Chiara Ferragni Frees the Nipple in a Dior Sort of Way
Just a few days after showing us how Italians might opt to do the “underwear as pants” trend at Gucci, Chiara Ferragni is in Paris giving the “free the nipple” statement the French touch. The perpetual front row superstar and mega-influencer showed up at creative director Maria Grazia Chiuri’s latest runway presentation for Dior in an ultra-sheer netted tank top courtesy of the brand that made a definitive statement.
In a sort of update from Sharon Stone’s famous 1998 Oscars outfit, Ferragni paired the easy-breezy top with a much more formal full-length skirt. Its high slit put her fishnet tights and knee-high boots on full display. Naturally, she finished it off by carrying a mini version of Dior’s classic Lady bag. The clothes may be French, but the woman is Italian, and she’s never been particularly shy about embracing her body.
Criticism? Ferragni actually teamed up with Chiuri just two weeks ago to inform various haters that she doesn’t particularly care.

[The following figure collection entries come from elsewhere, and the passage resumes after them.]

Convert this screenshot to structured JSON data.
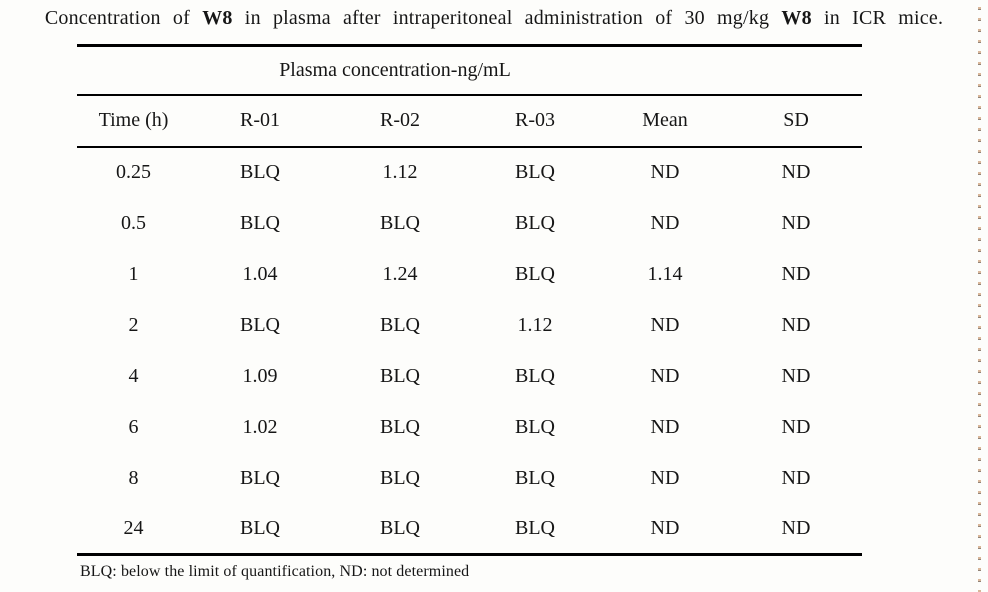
{
  "colors": {
    "ink": "#161616",
    "rule": "#000000",
    "paper": "#fdfdfb",
    "dot-tan": "#cda07a",
    "dot-dark": "#6f5a49"
  },
  "caption": {
    "parts": [
      "Concentration of ",
      "W8",
      " in plasma after intraperitoneal administration of 30 mg/kg ",
      "W8",
      " in ICR mice."
    ]
  },
  "table": {
    "group_header": "Plasma concentration-ng/mL",
    "columns": [
      "Time (h)",
      "R-01",
      "R-02",
      "R-03",
      "Mean",
      "SD"
    ],
    "rows": [
      [
        "0.25",
        "BLQ",
        "1.12",
        "BLQ",
        "ND",
        "ND"
      ],
      [
        "0.5",
        "BLQ",
        "BLQ",
        "BLQ",
        "ND",
        "ND"
      ],
      [
        "1",
        "1.04",
        "1.24",
        "BLQ",
        "1.14",
        "ND"
      ],
      [
        "2",
        "BLQ",
        "BLQ",
        "1.12",
        "ND",
        "ND"
      ],
      [
        "4",
        "1.09",
        "BLQ",
        "BLQ",
        "ND",
        "ND"
      ],
      [
        "6",
        "1.02",
        "BLQ",
        "BLQ",
        "ND",
        "ND"
      ],
      [
        "8",
        "BLQ",
        "BLQ",
        "BLQ",
        "ND",
        "ND"
      ],
      [
        "24",
        "BLQ",
        "BLQ",
        "BLQ",
        "ND",
        "ND"
      ]
    ]
  },
  "footnote": "BLQ: below the limit of quantification, ND: not determined"
}
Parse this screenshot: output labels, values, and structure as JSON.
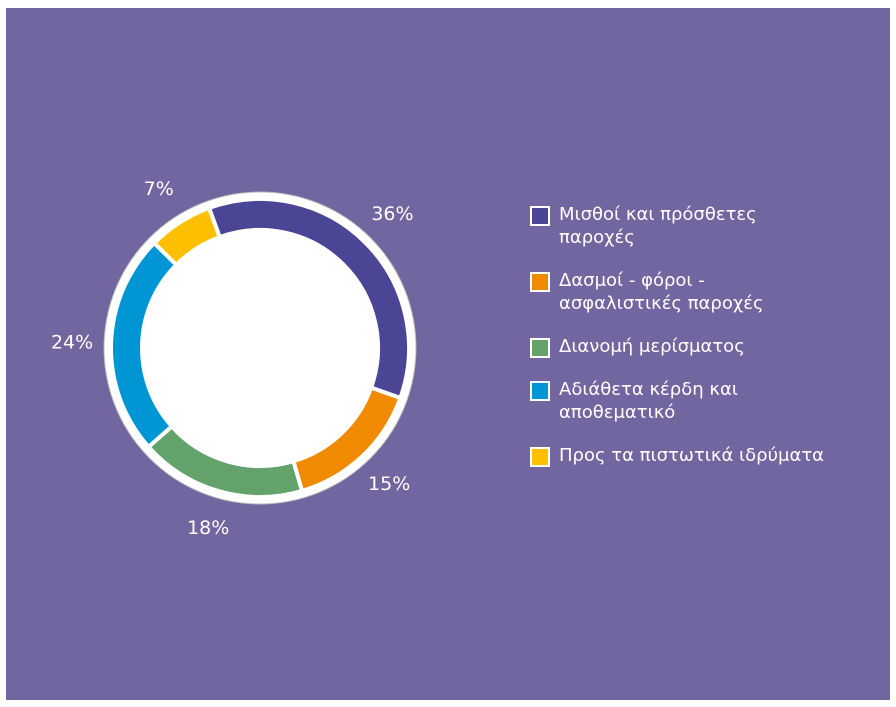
{
  "chart_data": {
    "type": "donut",
    "categories": [
      "Μισθοί και πρόσθετες παροχές",
      "Δασμοί - φόροι - ασφαλιστικές παροχές",
      "Διανομή μερίσματος",
      "Αδιάθετα κέρδη και αποθεματικό",
      "Προς τα πιστωτικά ιδρύματα"
    ],
    "values": [
      36,
      15,
      18,
      24,
      7
    ],
    "value_labels": [
      "36%",
      "15%",
      "18%",
      "24%",
      "7%"
    ],
    "colors": [
      "#4b4596",
      "#f08a00",
      "#63a36b",
      "#0096d6",
      "#fcc000"
    ],
    "legend": "right"
  }
}
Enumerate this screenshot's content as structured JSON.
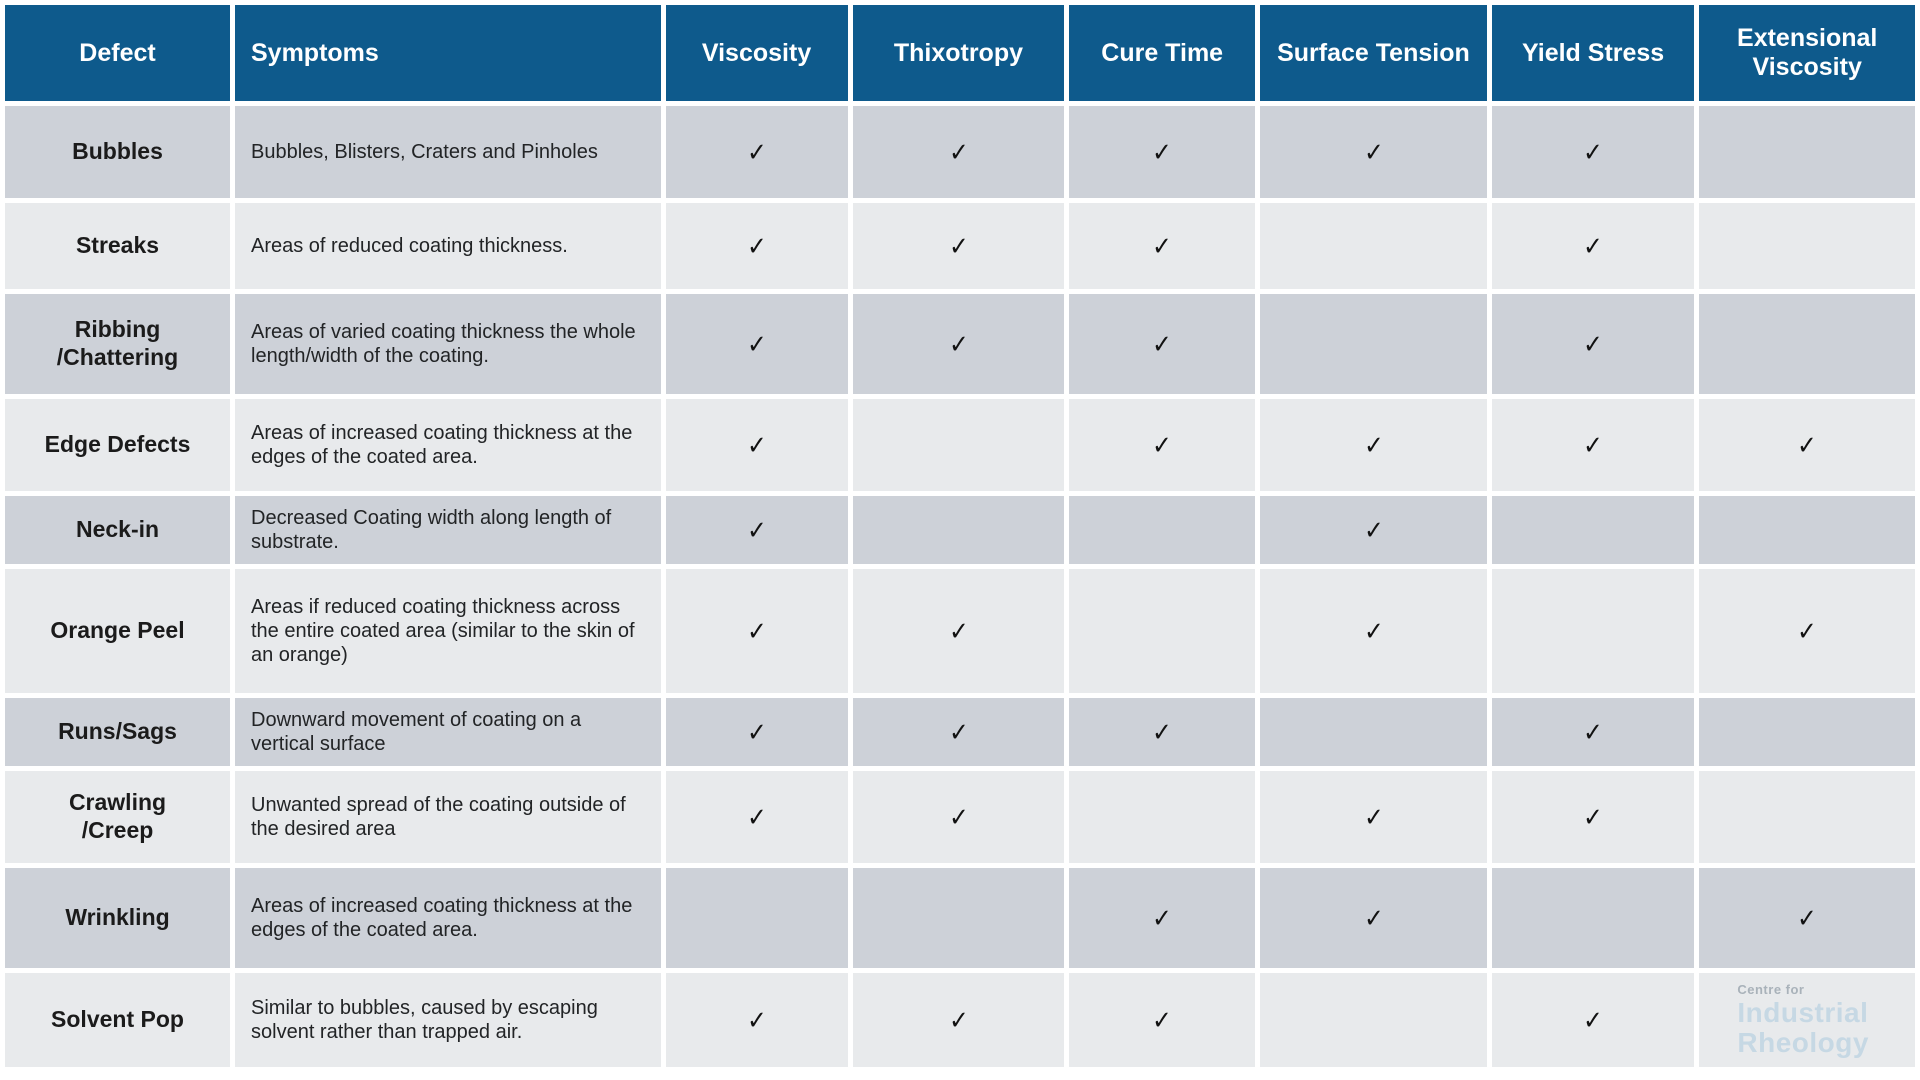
{
  "colors": {
    "header_bg": "#0E5A8C",
    "header_text": "#FFFFFF",
    "row_dark": "#CDD1D8",
    "row_light": "#E8EAEC",
    "check": "#121212",
    "logo_gray": "#A9B2BA",
    "logo_blue": "#C6D8E4"
  },
  "table": {
    "check_glyph": "✓",
    "columns": [
      {
        "key": "defect",
        "label": "Defect"
      },
      {
        "key": "symptoms",
        "label": "Symptoms"
      },
      {
        "key": "viscosity",
        "label": "Viscosity"
      },
      {
        "key": "thixotropy",
        "label": "Thixotropy"
      },
      {
        "key": "cure-time",
        "label": "Cure Time"
      },
      {
        "key": "surface-tension",
        "label": "Surface Tension"
      },
      {
        "key": "yield-stress",
        "label": "Yield Stress"
      },
      {
        "key": "extensional-viscosity",
        "label": "Extensional Viscosity"
      }
    ],
    "rows": [
      {
        "defect": "Bubbles",
        "symptoms": "Bubbles, Blisters, Craters and Pinholes",
        "checks": [
          true,
          true,
          true,
          true,
          true,
          false
        ]
      },
      {
        "defect": "Streaks",
        "symptoms": "Areas of reduced coating thickness.",
        "checks": [
          true,
          true,
          true,
          false,
          true,
          false
        ]
      },
      {
        "defect": "Ribbing\n/Chattering",
        "symptoms": "Areas of varied coating thickness the whole length/width of the coating.",
        "checks": [
          true,
          true,
          true,
          false,
          true,
          false
        ]
      },
      {
        "defect": "Edge Defects",
        "symptoms": "Areas of increased coating thickness at the edges of the coated area.",
        "checks": [
          true,
          false,
          true,
          true,
          true,
          true
        ]
      },
      {
        "defect": "Neck-in",
        "symptoms": "Decreased Coating width along length of substrate.",
        "checks": [
          true,
          false,
          false,
          true,
          false,
          false
        ]
      },
      {
        "defect": "Orange Peel",
        "symptoms": "Areas if reduced coating thickness across the entire coated area (similar to the skin of an orange)",
        "checks": [
          true,
          true,
          false,
          true,
          false,
          true
        ]
      },
      {
        "defect": "Runs/Sags",
        "symptoms": "Downward movement of coating on a vertical surface",
        "checks": [
          true,
          true,
          true,
          false,
          true,
          false
        ]
      },
      {
        "defect": "Crawling\n/Creep",
        "symptoms": "Unwanted spread of the coating outside of the desired area",
        "checks": [
          true,
          true,
          false,
          true,
          true,
          false
        ]
      },
      {
        "defect": "Wrinkling",
        "symptoms": "Areas of increased coating thickness at the edges of the coated area.",
        "checks": [
          false,
          false,
          true,
          true,
          false,
          true
        ]
      },
      {
        "defect": "Solvent Pop",
        "symptoms": "Similar to bubbles, caused by escaping solvent rather than trapped air.",
        "checks": [
          true,
          true,
          true,
          false,
          true,
          false
        ]
      }
    ]
  },
  "logo": {
    "line1": "Centre for",
    "line2": "Industrial",
    "line3": "Rheology"
  }
}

Chiuri and Ferragni are particularly tight (the designer was responsible for her wedding dress, after all), and the pair collaborated with Dior’s atelier on a suite of four costume the influencer wore for Italy’s famous Sanremo Music Festival. There was the Shameless Dress, the Hate Dress, the Cage, and the Manifesto Dress; each intended to break a different gender stereotype.
The Shameless Dress, whose name references the biblical tale of Eve, used couture techniques to recreate Ferragni’s own nude body as a beaded dress. “The illusion of nudity aims to remind women of the right they have to show and handle themselves without feeling judged or guilty,” read the explaination. “This is the body of a woman, the body of Chiara Ferragni, who would like to give voice to all the women who are told that their body is shameful and that it’s nothing more than an object of desire that incites sin. This is the body of all women. Let him who is without sin cast the first stone!”
The Manifesto Dress bore an Italian slogan that translates to “Think yourself free,” while the Cage Dress (which, naturally, featured a skirt fashioned to resemble a cage) was meant to symbolize “the hope to break the conventions imposed by the patriarchy.” Finally, there was the Hate Dress, which emblazoned the words of online trolls onto white fabric. “With this peplos dress, we bring on the stage of the Ariston theater some of the criticisms addressed at Chiara regarding her appearance, her body and, above all, her freedom of feeling a woman other than a mother. The sentences of disdain embroidered with black pearls are the true insults that everyday haters direct at the photos she posts on Instagram.”
Which is to say: Ferragni doesn’t care about any criticism you have about her latest Dior outfit—or any other, for that matter.